TechTarget has recently published a definition of the term data lake.
In the explanation it is mentioned that the term data lake is being accepted as a way to describe any large data pool in which the schema and data requirements are not defined until the data is queried. The explanation also states that: “While a hierarchical data warehouse stores data in files or folders, a data lake uses a flat architecture to store data.”
A data lake is an approach to overcome the known big data characteristics being volume, velocity and variety, where probably the former one being variety is the most difficult to overcome with a traditional data warehouse approach.
If we look at traditional ways of using data warehouses, this has revolved around storing internal transaction data linked to internal master data. With the raise of big data there will be a swift to encompassing more and more external data. One kind of external data is reference data, being data that typically is born outside a given organization and data that has many different purposes of use.
Sharing data with the outside must be a part of your big data approach. This goes for including traditional flavours of big data as social data and sensor data as well what we may call big reference data being pools of global data and bilateral data as explained on this blog on the page called Data Quality 3.0. The data lake approach may very well work for big reference data as it may for other flavours of big data.
The BrightTalk community on Big Data and Data Management has a formidable collection of webinars and videos on big data and data management topics. I am looking forward to contribute there on the 25th June 2015 with a webinar about Big Reference Data.

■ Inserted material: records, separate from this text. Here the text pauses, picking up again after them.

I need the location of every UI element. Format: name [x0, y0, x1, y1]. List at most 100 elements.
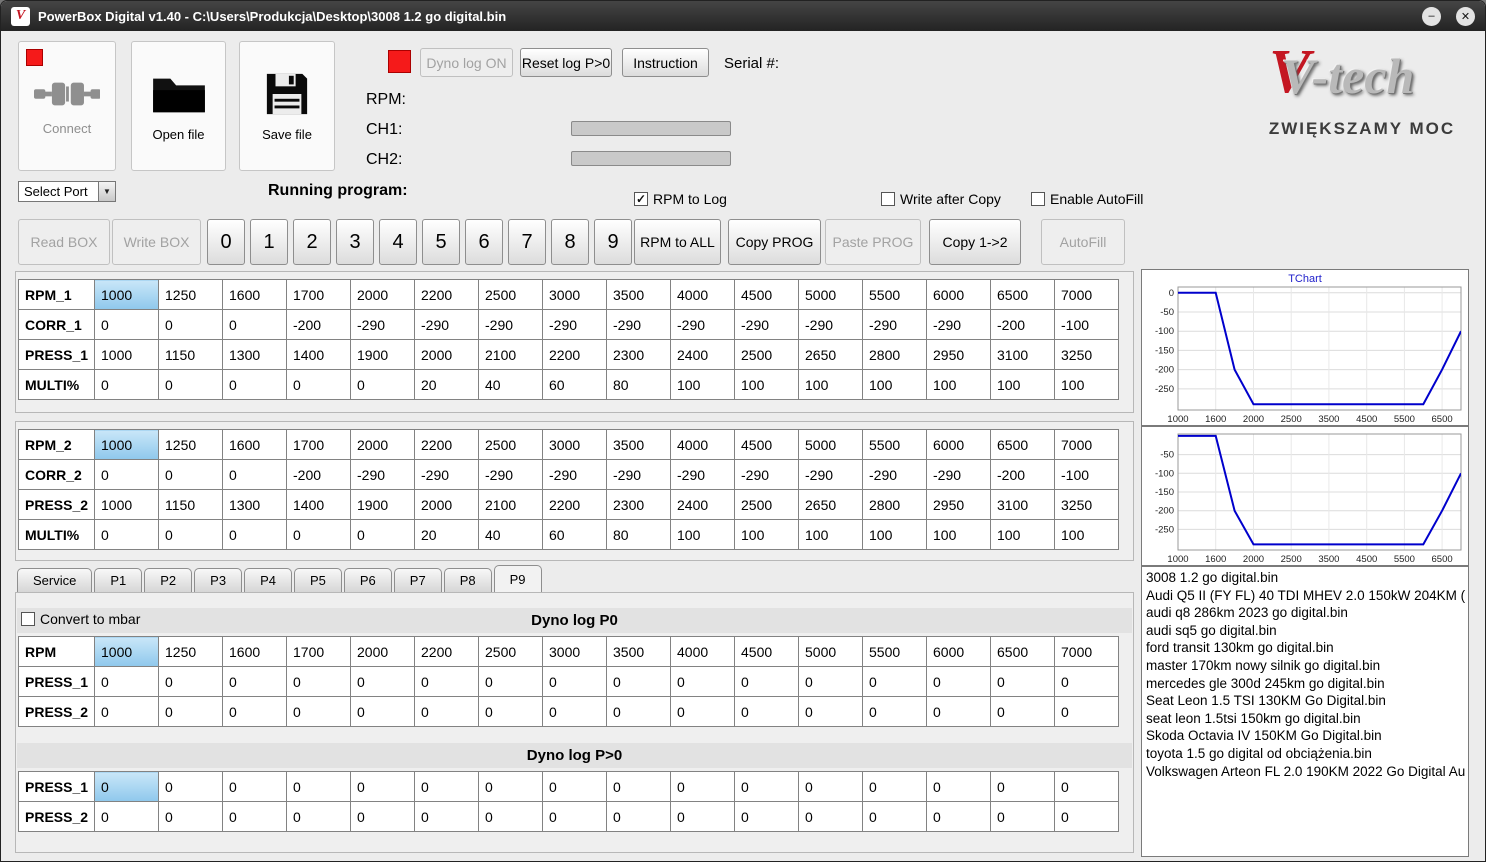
value-cell[interactable]: -290: [862, 459, 927, 490]
value-cell[interactable]: -290: [670, 459, 735, 490]
value-cell[interactable]: 0: [94, 309, 159, 340]
value-cell[interactable]: 0: [1054, 696, 1119, 727]
value-cell[interactable]: 1900: [350, 339, 415, 370]
value-cell[interactable]: 0: [542, 666, 607, 697]
value-cell[interactable]: -290: [542, 309, 607, 340]
value-cell[interactable]: 0: [350, 771, 415, 802]
value-cell[interactable]: 1700: [286, 636, 351, 667]
value-cell[interactable]: 1700: [286, 429, 351, 460]
value-cell[interactable]: 6000: [926, 279, 991, 310]
value-cell[interactable]: 2000: [414, 339, 479, 370]
digit-button-6[interactable]: 6: [465, 219, 503, 265]
value-cell[interactable]: 4000: [670, 429, 735, 460]
value-cell[interactable]: 0: [1054, 771, 1119, 802]
value-cell[interactable]: 0: [222, 369, 287, 400]
value-cell[interactable]: -200: [990, 309, 1055, 340]
value-cell[interactable]: 0: [350, 369, 415, 400]
value-cell[interactable]: 0: [158, 519, 223, 550]
value-cell[interactable]: 4500: [734, 429, 799, 460]
value-cell[interactable]: -290: [862, 309, 927, 340]
save-file-button[interactable]: Save file: [239, 41, 335, 171]
value-cell[interactable]: 3500: [606, 429, 671, 460]
value-cell[interactable]: 0: [158, 369, 223, 400]
value-cell[interactable]: 7000: [1054, 636, 1119, 667]
reset-log-button[interactable]: Reset log P>0: [520, 48, 612, 77]
value-cell[interactable]: -290: [350, 459, 415, 490]
value-cell[interactable]: 0: [94, 459, 159, 490]
value-cell[interactable]: 0: [670, 801, 735, 832]
dyno-log-on-button[interactable]: Dyno log ON: [420, 48, 513, 77]
value-cell[interactable]: 0: [94, 801, 159, 832]
digit-button-4[interactable]: 4: [379, 219, 417, 265]
file-list-item[interactable]: Skoda Octavia IV 150KM Go Digital.bin: [1142, 727, 1468, 745]
value-cell[interactable]: 0: [862, 801, 927, 832]
value-cell[interactable]: 0: [222, 771, 287, 802]
copy-prog-button[interactable]: Copy PROG: [728, 219, 821, 265]
value-cell[interactable]: 5500: [862, 429, 927, 460]
value-cell[interactable]: 3100: [990, 339, 1055, 370]
value-cell[interactable]: 3500: [606, 279, 671, 310]
tab-p2[interactable]: P2: [144, 568, 193, 592]
value-cell[interactable]: 60: [542, 369, 607, 400]
file-list-item[interactable]: audi sq5 go digital.bin: [1142, 622, 1468, 640]
value-cell[interactable]: 0: [158, 771, 223, 802]
value-cell[interactable]: 4500: [734, 279, 799, 310]
value-cell[interactable]: 4000: [670, 279, 735, 310]
value-cell[interactable]: 6000: [926, 429, 991, 460]
tab-p7[interactable]: P7: [393, 568, 442, 592]
value-cell[interactable]: 0: [734, 666, 799, 697]
value-cell[interactable]: 0: [286, 801, 351, 832]
value-cell[interactable]: -290: [606, 459, 671, 490]
value-cell[interactable]: 0: [222, 459, 287, 490]
value-cell[interactable]: 1700: [286, 279, 351, 310]
tab-p5[interactable]: P5: [293, 568, 342, 592]
value-cell[interactable]: 0: [734, 801, 799, 832]
value-cell[interactable]: 4000: [670, 636, 735, 667]
value-cell[interactable]: -100: [1054, 459, 1119, 490]
digit-button-2[interactable]: 2: [293, 219, 331, 265]
value-cell[interactable]: -290: [734, 459, 799, 490]
digit-button-1[interactable]: 1: [250, 219, 288, 265]
value-cell[interactable]: 3250: [1054, 489, 1119, 520]
digit-button-3[interactable]: 3: [336, 219, 374, 265]
value-cell[interactable]: 2200: [414, 279, 479, 310]
value-cell[interactable]: 3000: [542, 279, 607, 310]
value-cell[interactable]: -290: [414, 459, 479, 490]
select-port-dropdown[interactable]: Select Port ▼: [18, 181, 116, 202]
value-cell[interactable]: 5000: [798, 279, 863, 310]
value-cell[interactable]: 3000: [542, 429, 607, 460]
autofill-button[interactable]: AutoFill: [1041, 219, 1125, 265]
value-cell[interactable]: 100: [990, 519, 1055, 550]
value-cell[interactable]: 2200: [414, 636, 479, 667]
value-cell[interactable]: 0: [158, 801, 223, 832]
value-cell[interactable]: 1000: [94, 489, 159, 520]
value-cell[interactable]: 1000: [94, 279, 159, 310]
value-cell[interactable]: 0: [606, 771, 671, 802]
value-cell[interactable]: 0: [414, 696, 479, 727]
value-cell[interactable]: -290: [798, 459, 863, 490]
minimize-button[interactable]: –: [1422, 6, 1441, 26]
value-cell[interactable]: 0: [926, 801, 991, 832]
value-cell[interactable]: 0: [222, 666, 287, 697]
value-cell[interactable]: 1250: [158, 279, 223, 310]
value-cell[interactable]: 0: [94, 369, 159, 400]
value-cell[interactable]: 0: [1054, 801, 1119, 832]
value-cell[interactable]: -290: [926, 459, 991, 490]
value-cell[interactable]: 0: [798, 696, 863, 727]
value-cell[interactable]: 1000: [94, 636, 159, 667]
value-cell[interactable]: 1150: [158, 339, 223, 370]
value-cell[interactable]: 0: [286, 771, 351, 802]
close-button[interactable]: ✕: [1456, 6, 1475, 26]
digit-button-9[interactable]: 9: [594, 219, 632, 265]
value-cell[interactable]: -290: [926, 309, 991, 340]
value-cell[interactable]: 5000: [798, 429, 863, 460]
value-cell[interactable]: 0: [94, 666, 159, 697]
value-cell[interactable]: 2950: [926, 339, 991, 370]
paste-prog-button[interactable]: Paste PROG: [825, 219, 921, 265]
value-cell[interactable]: 0: [542, 801, 607, 832]
value-cell[interactable]: -290: [478, 309, 543, 340]
file-list-item[interactable]: ford transit 130km go digital.bin: [1142, 639, 1468, 657]
write-box-button[interactable]: Write BOX: [112, 219, 201, 265]
value-cell[interactable]: 1300: [222, 339, 287, 370]
value-cell[interactable]: 40: [478, 519, 543, 550]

Great post Henrik as usual. @Reltio we use graph/NoSQL to store master data, reference data, interaction and transaction data at limitless data volumes. We not only can manage big data but big metadata. When you deliver full adit capabilities and allow tracking and versioning of attribute level values at any point in time as well as unstructured data, you quickly hit petabyte scale. Especially when you are also a business facing app which monitors who looks at data from a complete compliance and governance perspective. It’s no longer about how big your master or reference data set is anymore. Graph and NoSQL is a prerequisite if you have any intentions of moving into the new world of data-driven applications.